Despite how important credit is, your three-digit score can be a bit of a mystery. How it gets calculated and what affects this number isn’t always clear. You can wind up believing half-truths and out-right lies about this financial stat, which can lead to making poor decisions that lower your score.
Today, let’s debunk some of the most common misconceptions about credit. This list will help you separate fact from fiction and insulate your score.
1. Keeping a Balance is a Good Idea
Carrying over a balance on a line of credit or credit card is a persistent myth that can harm your score. Carrying over a balance increases your utilization ratio, which shows how much of your available limits you use. The closer this ratio is to zero, the better.
That’s why the cash advance specialists at MoneyKey recommend borrowers use a budget to make more than the minimum payment. Paying as much as you can helps lower your balance faster and may reduce the interest and finance charges you accrue.
2. You Can’t Borrow with Bad Credit
The word “can’t” is inaccurate in this case. Financial advisors recommend you don’t borrow when your score is low because it costs more. You’ll save money by waiting to take out a short-term personal loan until you raise your score.
Life doesn’t always play by the rule book, unfortunately. Sometimes, you’ll need to borrow in an emergency, like when you’re stuck replacing a blown tire when you have zero savings.
In these special circumstances, you can find installment loans for bad credit that you may qualify for despite your lousy score. Take the time to compare your options—this extra leg work can help you find the best deal despite the higher costs.
3. A Big Credit Limit Will Damage Your Credit Score
Some people are leery of increasing their limits, worried that this decision will negatively impact their score. But the upgrade has a good chance of improving this number, provided you use the account responsibly.
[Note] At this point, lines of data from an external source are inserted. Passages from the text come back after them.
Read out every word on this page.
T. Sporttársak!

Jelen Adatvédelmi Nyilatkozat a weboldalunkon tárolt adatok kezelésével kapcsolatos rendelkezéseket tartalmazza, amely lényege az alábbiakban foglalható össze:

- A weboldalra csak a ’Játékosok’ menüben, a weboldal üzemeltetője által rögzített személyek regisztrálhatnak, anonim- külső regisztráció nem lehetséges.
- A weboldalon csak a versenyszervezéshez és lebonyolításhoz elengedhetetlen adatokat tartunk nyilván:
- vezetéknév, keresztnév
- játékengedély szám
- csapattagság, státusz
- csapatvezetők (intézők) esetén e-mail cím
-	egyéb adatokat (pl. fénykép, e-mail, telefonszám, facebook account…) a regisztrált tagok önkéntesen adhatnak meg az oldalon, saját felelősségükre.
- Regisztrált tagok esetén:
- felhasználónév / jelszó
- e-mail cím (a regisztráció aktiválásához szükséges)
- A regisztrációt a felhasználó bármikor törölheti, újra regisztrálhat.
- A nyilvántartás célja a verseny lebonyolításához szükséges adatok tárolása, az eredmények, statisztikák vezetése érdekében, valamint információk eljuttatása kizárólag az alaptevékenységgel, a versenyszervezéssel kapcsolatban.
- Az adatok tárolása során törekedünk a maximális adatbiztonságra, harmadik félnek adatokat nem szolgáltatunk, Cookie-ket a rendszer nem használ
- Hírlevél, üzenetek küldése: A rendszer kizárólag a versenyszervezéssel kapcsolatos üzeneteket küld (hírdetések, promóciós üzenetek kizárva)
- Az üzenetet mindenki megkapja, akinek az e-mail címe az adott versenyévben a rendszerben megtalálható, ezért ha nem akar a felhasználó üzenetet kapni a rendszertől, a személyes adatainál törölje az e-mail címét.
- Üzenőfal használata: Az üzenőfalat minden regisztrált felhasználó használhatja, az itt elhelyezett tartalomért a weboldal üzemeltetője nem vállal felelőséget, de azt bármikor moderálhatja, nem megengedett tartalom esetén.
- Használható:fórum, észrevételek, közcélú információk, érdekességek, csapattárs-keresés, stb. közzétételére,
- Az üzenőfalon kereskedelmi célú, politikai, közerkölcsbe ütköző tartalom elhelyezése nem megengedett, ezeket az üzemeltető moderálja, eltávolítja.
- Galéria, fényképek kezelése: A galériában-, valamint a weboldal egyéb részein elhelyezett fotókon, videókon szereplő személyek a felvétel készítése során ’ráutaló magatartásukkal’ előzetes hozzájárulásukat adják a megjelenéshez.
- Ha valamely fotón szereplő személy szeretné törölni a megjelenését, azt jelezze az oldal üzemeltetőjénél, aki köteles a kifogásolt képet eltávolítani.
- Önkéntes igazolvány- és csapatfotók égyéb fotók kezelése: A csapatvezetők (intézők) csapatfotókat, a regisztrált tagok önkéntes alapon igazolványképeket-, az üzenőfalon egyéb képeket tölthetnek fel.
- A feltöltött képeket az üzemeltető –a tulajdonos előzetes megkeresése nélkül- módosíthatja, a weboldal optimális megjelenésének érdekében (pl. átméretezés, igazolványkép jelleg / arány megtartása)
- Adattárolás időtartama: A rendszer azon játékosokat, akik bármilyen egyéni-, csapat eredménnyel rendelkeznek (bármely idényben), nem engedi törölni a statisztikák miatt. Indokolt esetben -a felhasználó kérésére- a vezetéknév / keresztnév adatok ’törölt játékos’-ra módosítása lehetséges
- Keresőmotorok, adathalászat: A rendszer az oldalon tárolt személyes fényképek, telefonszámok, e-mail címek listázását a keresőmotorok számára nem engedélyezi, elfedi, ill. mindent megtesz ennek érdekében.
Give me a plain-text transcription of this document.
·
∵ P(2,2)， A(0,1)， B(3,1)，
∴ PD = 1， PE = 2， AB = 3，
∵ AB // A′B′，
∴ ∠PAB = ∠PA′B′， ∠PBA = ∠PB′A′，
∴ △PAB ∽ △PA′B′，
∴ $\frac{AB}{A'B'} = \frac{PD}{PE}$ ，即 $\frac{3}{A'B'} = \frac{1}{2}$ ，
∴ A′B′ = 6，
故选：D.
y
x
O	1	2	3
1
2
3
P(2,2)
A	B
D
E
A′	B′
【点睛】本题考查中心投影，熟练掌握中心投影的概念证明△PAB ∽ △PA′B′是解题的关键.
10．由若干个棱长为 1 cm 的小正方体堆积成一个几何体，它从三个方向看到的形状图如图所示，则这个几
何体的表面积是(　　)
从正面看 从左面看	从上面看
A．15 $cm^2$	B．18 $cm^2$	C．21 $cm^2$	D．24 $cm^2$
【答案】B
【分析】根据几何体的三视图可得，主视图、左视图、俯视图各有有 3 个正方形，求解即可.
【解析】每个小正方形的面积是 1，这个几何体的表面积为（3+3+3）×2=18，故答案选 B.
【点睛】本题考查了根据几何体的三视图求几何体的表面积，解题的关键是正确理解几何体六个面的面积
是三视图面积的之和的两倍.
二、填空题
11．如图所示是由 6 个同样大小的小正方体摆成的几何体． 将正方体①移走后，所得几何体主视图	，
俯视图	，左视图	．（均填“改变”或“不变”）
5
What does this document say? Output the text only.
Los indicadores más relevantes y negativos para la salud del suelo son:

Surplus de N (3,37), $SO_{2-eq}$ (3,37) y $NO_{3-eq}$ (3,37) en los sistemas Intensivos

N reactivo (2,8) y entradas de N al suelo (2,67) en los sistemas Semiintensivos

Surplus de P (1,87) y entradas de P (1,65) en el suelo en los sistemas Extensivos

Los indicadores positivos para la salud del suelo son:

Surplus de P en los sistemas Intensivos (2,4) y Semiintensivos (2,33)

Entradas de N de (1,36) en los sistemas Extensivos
Why? Because a higher limit affects your utilization ratio, even if you don’t make any changes to your spending habits. Your usual spending will take up less of this new limit and produce a lower ratio.
That said, a higher limit can tempt you to spend more than you can afford. If you’re worried you wouldn’t be able to ignore this temptation, don’t accept the increase. Rejecting this offer won’t affect your score as long as you manage your usage carefully.
4. Every Loan or Cash Advance Affects Your Score
You might have a few cash advances and installment loans in your name, but they won’t all affect your score. Not all lenders will report your payment history to Equifax, Experian, and TransUnion. Although most will, others will only alert these bureaus if you fail to pay on time.
Paying your cash advances and installment loans on time is important, regardless of how your lender reports your payments. This rule of thumb will keep any bad information from being shared with the bureaus.
What you don’t know can hurt you. By believing these common misconceptions, you can inadvertently make decisions that lower your score. Now you know the truth behind credit, apply these rules to the way you handle your finances.